Size notwithstanding, any gambler will tell you that short of hitting a “trend breaker,” past history is a pretty good indicator of future performance. Despite major changes in it’s management, programming, and personal, the World Wide Bottom Feeder has yet to break it’s downward spiral, it can only find ways to screw up anything it touches…even gambling.
The good news is that no matter how hard it may try, ESPN will not destroy gambling…it simply isn’t capable of removing the inner gambler who lives in all of us. The World Wide Bottom Feeder can pretend anybody cares about women’s basketball, it can make a sports news show intrinsically unwatchable, and it can even hemorrhage “The Mouse’s” money in super-tanker sized torrents. But in the same way that “Jonestown” didn’t destroy the entire notion of any religion, any ESPN venture into gambling will become just another note in the “epic fail” file…even the hardest-cored sports fans are no long drinking their Kool-Aid.
Twenty bucks says I’m not wrong.
The reason gambling finally hit the jackpot in Florida was a well placed bribe by the tribe. A five hundred million contrbution to the state’s revenue stream went a long way to cool opposition for traditionally conservative legislators and voters.

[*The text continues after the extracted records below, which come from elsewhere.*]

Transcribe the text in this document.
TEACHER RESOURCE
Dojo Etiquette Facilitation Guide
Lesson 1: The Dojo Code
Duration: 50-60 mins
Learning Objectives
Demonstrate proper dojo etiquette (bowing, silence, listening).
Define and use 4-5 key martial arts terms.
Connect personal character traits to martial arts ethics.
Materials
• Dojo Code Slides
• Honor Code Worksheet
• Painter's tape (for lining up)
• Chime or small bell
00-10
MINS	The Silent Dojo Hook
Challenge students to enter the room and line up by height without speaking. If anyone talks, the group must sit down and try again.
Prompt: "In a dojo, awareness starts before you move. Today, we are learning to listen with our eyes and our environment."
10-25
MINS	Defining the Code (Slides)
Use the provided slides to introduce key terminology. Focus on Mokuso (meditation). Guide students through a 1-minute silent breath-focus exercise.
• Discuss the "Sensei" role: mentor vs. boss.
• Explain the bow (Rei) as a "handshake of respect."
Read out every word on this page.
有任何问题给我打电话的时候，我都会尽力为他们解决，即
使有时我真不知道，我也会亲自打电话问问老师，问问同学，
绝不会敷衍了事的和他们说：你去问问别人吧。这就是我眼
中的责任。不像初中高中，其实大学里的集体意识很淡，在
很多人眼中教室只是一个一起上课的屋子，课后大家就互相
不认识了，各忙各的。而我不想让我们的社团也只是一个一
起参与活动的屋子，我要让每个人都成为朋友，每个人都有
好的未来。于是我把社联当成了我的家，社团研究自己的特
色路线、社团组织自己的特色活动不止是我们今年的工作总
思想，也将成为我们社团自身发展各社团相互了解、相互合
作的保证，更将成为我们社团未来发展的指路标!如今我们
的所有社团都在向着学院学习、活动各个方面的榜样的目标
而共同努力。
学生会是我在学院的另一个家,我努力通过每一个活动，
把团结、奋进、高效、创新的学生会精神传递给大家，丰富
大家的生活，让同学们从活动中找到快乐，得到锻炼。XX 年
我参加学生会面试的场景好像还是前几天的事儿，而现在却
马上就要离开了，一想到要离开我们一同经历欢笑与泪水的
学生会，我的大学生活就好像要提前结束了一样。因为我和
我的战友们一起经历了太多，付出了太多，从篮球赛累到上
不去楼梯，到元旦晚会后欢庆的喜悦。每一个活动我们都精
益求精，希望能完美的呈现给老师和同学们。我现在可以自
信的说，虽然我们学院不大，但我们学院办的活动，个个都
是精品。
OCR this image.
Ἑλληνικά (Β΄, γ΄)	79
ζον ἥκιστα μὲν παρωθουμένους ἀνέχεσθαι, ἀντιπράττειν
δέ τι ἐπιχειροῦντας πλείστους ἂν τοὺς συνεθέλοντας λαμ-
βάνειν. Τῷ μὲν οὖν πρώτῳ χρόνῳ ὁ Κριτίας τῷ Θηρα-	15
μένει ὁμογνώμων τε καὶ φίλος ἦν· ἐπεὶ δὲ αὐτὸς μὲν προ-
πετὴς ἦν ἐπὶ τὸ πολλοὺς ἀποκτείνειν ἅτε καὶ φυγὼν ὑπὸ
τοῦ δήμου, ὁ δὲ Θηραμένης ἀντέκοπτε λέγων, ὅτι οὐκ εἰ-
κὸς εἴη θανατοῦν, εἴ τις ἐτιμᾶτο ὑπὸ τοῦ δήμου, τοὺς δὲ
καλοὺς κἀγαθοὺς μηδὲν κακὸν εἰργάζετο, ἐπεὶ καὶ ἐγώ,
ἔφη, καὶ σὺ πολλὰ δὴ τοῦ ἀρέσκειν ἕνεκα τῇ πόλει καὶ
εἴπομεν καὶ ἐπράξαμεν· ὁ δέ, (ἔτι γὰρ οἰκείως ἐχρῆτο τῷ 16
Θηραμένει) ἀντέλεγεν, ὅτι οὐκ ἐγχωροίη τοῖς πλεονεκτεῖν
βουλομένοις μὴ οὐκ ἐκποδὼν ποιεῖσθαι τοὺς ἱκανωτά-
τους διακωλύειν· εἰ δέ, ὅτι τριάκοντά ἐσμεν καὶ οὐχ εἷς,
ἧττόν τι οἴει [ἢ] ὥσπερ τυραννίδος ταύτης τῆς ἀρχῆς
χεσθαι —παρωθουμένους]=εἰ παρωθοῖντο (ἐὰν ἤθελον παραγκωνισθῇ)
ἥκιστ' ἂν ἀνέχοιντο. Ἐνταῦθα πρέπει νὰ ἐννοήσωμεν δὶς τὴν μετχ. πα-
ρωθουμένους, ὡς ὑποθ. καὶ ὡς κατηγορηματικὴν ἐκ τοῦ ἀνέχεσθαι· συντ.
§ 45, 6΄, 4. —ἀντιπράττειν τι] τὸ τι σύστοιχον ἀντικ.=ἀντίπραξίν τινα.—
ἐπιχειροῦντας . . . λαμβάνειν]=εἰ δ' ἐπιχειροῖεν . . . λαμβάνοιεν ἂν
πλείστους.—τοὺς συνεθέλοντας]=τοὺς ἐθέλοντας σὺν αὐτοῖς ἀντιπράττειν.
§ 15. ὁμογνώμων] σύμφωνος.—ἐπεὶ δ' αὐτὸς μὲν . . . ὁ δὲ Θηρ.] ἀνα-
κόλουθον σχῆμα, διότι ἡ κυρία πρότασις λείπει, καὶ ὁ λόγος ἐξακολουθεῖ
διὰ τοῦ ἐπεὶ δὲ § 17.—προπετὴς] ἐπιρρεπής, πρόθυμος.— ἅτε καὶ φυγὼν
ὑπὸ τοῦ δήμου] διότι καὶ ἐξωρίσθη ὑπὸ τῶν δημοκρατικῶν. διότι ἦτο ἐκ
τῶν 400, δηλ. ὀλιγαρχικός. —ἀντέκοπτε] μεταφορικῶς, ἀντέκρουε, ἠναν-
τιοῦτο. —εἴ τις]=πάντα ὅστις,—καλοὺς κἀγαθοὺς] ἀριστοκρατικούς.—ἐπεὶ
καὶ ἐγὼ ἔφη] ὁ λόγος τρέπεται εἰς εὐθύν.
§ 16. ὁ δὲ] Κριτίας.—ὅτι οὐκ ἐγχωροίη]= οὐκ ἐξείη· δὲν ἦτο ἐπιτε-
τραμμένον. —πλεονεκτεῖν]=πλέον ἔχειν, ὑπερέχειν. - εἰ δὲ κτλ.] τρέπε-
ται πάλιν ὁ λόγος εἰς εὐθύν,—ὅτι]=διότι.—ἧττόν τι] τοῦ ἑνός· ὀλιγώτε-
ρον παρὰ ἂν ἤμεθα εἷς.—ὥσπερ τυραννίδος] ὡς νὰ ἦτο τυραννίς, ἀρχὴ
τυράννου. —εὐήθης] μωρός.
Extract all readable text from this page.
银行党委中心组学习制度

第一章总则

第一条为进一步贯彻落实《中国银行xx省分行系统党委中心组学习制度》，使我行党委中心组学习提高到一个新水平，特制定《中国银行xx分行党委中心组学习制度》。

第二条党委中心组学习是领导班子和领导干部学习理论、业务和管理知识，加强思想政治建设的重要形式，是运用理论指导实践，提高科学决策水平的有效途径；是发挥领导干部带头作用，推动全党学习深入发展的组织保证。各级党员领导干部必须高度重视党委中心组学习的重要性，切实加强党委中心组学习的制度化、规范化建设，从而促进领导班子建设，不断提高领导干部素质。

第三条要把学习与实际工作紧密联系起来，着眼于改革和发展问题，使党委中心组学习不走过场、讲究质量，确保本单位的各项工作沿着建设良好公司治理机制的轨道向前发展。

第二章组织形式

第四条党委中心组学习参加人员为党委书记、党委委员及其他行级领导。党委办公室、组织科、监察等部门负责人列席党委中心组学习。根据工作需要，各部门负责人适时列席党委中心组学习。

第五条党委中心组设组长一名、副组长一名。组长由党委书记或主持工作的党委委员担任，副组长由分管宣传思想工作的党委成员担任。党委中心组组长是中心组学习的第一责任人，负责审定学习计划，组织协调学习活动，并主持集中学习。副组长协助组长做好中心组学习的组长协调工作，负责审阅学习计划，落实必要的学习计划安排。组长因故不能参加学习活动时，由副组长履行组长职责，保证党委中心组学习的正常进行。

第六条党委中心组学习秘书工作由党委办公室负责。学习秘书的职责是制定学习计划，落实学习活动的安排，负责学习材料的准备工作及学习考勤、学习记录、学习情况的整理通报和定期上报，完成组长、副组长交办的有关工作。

Hopefully the money will be used in a way that will be beneficial to Florida’s many critical needs.
But I wouldn’t bet on it.
Deac…
I did not know that. For the longest time, I just assumed the Seminoles were perfectly okay raking in what they did on slots and such. I know they run a sportsbook out in Vegas but figured if they wanted it here, they could have gotten it passed.
Well, fortunately, it looks like it’s going to happen now. I’ll meet ya’ there one football Sunday for coffee, cigars and hopefully big hits.
Yea, it was a deal made a little south of heaven.
It would be am honor to learn from the master. I’ll start saving my milk money. Cheers!
The question is, Deac, whether they’ll have the thing up and operational by football season.
I’m gonna go ahead and set the over/under at October, for what kind of site would we be if we didn’t set a line on when the gambling would ensue?